Visual Arts Open Lecture: Mel Y. Chen and Beatriz Cortez

photo of Mel Y Chen and Beatriz Cortez

The Visual Arts Lecture Series presents talks by leading Canadian and international artists, curators, and academics.

Join us for two back-to-back talks for the program, Material Transformations, with guest lecturer Mel Y. Chen and faculty Beatriz Cortez. 

Mel Y. Chen (they/them/ta+) is Associate Professor of Gender & Women's Studies and Director for the Center for the Study of Sexual Culture at the University of California, Berkeley. Mel is also an affiliate of the Center for Race and Gender, the Institute for Cognitive and Behavioral Science, the Center for Science, Technology, Medicine, and Society, and the Haas Disability Studies and LGBTQ Citizenship Research Clusters. Previously, they served as Robert Sterling Clark Visiting Professor of Art History at Williams College, and the Matthiessen Visiting Professor of Gender and Sexuality at Harvard University. Their training spans the humanities, social sciences, and sciences, with a doctorate degree in linguistics that they transitioned to from computer engineering. Their 2012 book, Animacies: Biopolitics, Racial Mattering, and Queer Affect (Duke UP, which won the MLA GL/Q Caucus Alan Bray Award), explores questions of racialization, gender, queering, disability, and affective economies in animate and inanimate “life” through the extended concept of animacy. Chen’s second book project, which they are now completing, concerns the conceptual territories of toxicity and intoxication and their involvement in 19th century archival histories of the interanimation of race and disability. Their writing on the racialization and transing of pollution, cognitive disability and method, trans media, gender pronouns and linguistics, and more can be found in Journal of Literary and Cultural Disability Studies, Transgender Studies Quarterly, Discourse, Women in Performance, Australian Feminist Studies, Signs, Medical Humanities, South Atlantic Quarterly, and GLQ, as well as a number of arts catalogues and scholarly anthologies such as the Handbook of Language and Sexuality, Meat!, and Unwatchable. Chen coedits a Duke University Press book series entitled “Anima,” highlighting scholarship in critical race and disability post/in/humanisms. They are also part of a small and sustaining queer/trans of color arts collective in the SF Bay Area.
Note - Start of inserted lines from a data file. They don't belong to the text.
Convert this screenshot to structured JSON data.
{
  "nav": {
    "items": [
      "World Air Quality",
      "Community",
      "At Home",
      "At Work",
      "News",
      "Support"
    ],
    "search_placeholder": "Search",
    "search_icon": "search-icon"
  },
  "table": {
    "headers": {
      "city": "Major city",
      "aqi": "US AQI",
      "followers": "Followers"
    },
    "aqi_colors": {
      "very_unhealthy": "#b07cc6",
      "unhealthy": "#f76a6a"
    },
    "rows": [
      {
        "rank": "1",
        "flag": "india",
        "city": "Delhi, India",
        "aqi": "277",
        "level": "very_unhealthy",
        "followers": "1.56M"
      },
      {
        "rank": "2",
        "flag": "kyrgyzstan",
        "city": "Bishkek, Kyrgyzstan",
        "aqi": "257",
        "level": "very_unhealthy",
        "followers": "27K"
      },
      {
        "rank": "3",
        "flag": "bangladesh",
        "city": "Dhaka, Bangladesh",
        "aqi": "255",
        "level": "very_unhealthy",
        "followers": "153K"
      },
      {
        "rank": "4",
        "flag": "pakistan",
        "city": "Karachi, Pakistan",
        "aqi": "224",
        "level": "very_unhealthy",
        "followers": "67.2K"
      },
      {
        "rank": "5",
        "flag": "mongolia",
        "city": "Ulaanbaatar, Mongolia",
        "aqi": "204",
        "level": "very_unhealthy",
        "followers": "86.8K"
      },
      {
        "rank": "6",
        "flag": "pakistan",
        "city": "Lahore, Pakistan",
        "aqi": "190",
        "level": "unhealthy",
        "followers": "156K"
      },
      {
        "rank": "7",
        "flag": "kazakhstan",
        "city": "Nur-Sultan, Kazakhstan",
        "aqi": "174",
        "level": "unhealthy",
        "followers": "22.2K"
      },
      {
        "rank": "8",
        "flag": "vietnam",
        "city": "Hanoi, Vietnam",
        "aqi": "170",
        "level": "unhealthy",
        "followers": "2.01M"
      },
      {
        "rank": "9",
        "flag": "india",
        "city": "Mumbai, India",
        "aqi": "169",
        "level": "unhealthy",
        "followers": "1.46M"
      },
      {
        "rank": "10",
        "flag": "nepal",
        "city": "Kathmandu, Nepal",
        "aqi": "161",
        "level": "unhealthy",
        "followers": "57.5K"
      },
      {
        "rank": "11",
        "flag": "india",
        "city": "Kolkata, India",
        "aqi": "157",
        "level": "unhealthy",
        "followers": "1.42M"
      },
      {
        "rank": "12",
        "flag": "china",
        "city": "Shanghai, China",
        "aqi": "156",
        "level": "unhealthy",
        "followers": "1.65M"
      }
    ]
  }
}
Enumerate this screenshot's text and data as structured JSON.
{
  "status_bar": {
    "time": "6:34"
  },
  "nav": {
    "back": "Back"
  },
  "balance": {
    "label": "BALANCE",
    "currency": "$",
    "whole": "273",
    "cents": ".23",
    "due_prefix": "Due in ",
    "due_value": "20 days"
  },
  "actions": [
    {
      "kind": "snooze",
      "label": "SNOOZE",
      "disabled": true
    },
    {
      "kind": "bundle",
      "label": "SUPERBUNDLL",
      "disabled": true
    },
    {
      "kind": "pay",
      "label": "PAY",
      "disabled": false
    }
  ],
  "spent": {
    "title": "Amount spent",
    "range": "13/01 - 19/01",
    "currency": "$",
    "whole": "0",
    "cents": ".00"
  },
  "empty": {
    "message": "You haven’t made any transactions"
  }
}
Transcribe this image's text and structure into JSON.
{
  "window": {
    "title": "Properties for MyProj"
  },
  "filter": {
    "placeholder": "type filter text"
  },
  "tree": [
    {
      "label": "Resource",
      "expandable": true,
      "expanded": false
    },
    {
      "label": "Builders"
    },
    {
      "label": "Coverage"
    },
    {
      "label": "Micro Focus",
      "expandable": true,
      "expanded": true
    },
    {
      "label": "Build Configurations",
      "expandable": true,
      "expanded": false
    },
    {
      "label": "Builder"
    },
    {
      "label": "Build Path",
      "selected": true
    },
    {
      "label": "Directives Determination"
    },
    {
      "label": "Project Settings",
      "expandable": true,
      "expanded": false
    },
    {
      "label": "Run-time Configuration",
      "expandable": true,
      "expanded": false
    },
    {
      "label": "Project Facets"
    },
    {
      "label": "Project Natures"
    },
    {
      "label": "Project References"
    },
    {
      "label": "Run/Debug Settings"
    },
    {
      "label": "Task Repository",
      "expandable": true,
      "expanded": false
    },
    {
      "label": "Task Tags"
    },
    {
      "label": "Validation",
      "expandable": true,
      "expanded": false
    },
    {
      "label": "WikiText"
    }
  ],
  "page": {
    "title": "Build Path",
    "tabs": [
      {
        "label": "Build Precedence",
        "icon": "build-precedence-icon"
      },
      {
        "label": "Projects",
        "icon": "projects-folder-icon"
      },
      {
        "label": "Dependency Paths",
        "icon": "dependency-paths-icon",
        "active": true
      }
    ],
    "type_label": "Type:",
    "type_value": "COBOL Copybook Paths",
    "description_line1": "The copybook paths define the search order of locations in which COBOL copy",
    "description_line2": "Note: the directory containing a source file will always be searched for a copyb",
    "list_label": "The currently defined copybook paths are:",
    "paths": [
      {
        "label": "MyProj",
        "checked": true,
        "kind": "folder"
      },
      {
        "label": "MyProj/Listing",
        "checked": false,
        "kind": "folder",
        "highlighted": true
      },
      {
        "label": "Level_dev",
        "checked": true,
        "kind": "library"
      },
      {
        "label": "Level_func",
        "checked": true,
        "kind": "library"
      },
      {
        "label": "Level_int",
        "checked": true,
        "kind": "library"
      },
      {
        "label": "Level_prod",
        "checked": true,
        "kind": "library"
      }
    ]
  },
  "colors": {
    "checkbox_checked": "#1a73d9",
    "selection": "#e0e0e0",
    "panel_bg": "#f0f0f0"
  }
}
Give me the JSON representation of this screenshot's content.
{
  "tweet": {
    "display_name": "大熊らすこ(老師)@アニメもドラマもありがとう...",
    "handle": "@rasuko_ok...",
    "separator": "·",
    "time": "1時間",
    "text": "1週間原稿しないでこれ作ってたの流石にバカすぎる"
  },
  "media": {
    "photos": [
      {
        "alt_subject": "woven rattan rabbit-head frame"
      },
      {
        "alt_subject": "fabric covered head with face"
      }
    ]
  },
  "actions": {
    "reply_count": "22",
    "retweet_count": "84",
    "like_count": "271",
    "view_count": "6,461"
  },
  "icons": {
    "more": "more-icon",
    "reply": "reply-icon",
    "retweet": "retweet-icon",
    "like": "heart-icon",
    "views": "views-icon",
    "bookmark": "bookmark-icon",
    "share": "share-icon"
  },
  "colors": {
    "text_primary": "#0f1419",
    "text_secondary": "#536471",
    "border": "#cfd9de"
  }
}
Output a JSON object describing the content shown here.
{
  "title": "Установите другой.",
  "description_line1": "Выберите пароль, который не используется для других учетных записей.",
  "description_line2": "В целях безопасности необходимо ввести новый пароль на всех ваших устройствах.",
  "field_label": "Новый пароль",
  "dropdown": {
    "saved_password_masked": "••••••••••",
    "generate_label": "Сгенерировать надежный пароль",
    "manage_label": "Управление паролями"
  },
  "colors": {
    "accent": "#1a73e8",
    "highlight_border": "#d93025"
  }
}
Beatriz Cortez (b. El Salvador, 1970) is a multidisciplinary artist based in Los Angeles. Her work explores simultaneity, life in different temporalities and versions of modernity, memory in the aftermath of war, migration, and imaginaries of the future. Cortez has received the Artadia Los Angeles Award (2020), Frieze LIFEWTR Inaugural Sculpture Prize (2019), Rema Hort Mann Foundation Emerging Artist Grant (2018), and California Community Foundation Fellowship for Visual Artists (2016), among others. She holds an MFA from the California Institute of the Arts, and a doctorate in Latin American Literature from Arizona State University. She teaches at California State University, Northridge. Beatriz Cortez is represented by Commonwealth and Council.

This program is generously supported by the Gail and Stephen A. Jarislowsky Outstanding Artist program.